By Daniel Van Boom
Two living, breathing buildings will be able to produce around 130 pounds of clean oxygen a day.
China has pollution problems, and one Italian architect could have some answers.
The Chinese city of Nanjing is getting a Vertical Forest, a set of two buildings stylised with around 1,100 trees and a combination of over 2,500 shrubs and plants.
But it’s not all about how it looks: The Nanjing Towers will absorb enough carbon dioxide to make around 132 pounds (60 kilograms) of oxygen every day, an official press release claimed. China’s Vertical Forest is scheduled to be completed sometime next year.
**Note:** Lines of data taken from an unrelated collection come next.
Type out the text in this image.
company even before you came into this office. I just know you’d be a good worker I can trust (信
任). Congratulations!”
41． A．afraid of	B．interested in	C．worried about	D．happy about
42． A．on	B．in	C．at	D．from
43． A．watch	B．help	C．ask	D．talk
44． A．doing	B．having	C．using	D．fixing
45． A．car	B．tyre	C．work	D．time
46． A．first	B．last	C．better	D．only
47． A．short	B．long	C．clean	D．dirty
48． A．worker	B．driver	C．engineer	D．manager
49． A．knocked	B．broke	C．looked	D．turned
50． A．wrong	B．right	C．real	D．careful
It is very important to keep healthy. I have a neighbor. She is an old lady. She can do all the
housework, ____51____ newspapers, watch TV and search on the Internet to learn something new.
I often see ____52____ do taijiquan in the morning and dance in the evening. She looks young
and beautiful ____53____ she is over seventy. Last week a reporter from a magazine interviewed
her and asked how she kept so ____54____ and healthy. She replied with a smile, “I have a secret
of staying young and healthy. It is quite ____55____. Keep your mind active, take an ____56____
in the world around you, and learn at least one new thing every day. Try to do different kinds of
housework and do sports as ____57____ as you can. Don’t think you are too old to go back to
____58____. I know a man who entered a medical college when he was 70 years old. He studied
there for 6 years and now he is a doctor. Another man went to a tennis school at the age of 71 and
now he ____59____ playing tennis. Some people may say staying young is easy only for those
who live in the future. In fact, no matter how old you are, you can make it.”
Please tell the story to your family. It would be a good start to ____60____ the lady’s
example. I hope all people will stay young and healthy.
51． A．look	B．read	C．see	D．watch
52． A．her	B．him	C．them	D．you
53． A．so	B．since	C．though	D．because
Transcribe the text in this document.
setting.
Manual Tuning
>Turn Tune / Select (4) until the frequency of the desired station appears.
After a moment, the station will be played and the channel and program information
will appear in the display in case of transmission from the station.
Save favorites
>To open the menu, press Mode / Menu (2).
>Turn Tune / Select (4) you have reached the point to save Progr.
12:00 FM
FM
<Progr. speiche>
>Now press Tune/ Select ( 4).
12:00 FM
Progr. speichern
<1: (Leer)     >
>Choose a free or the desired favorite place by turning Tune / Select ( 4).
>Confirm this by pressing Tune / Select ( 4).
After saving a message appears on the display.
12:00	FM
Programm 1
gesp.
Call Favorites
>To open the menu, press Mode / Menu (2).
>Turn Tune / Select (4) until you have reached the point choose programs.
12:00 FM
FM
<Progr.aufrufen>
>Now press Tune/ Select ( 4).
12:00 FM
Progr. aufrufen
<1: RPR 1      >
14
At the time of writing, Nanjing has an air-quality index of 167, which categorises it as “unhealthy.” For reference, Sydney and New York both have “moderate” indexes of around 60, while London sits at about 100, teetering between “moderate” and “unhealthy.”
It’ll be the third city to get a Vertical Forest, following ones built in Milan, Italy and Lausanne, Switzerland.
The towers will stand at 354 and 656 feet tall, respectively (that’s 107 and 199 metres), reports Italian publication Living. The shorter tower will house a Hyatt hotel, while the taller one will be home to a museum, offices and an architecture school.
It won’t stop here though, as Boeri has plans to build similar structures in Chongqing, Shijiazhuang, Liuzhou, Guizhou and Shanghai, according to Living.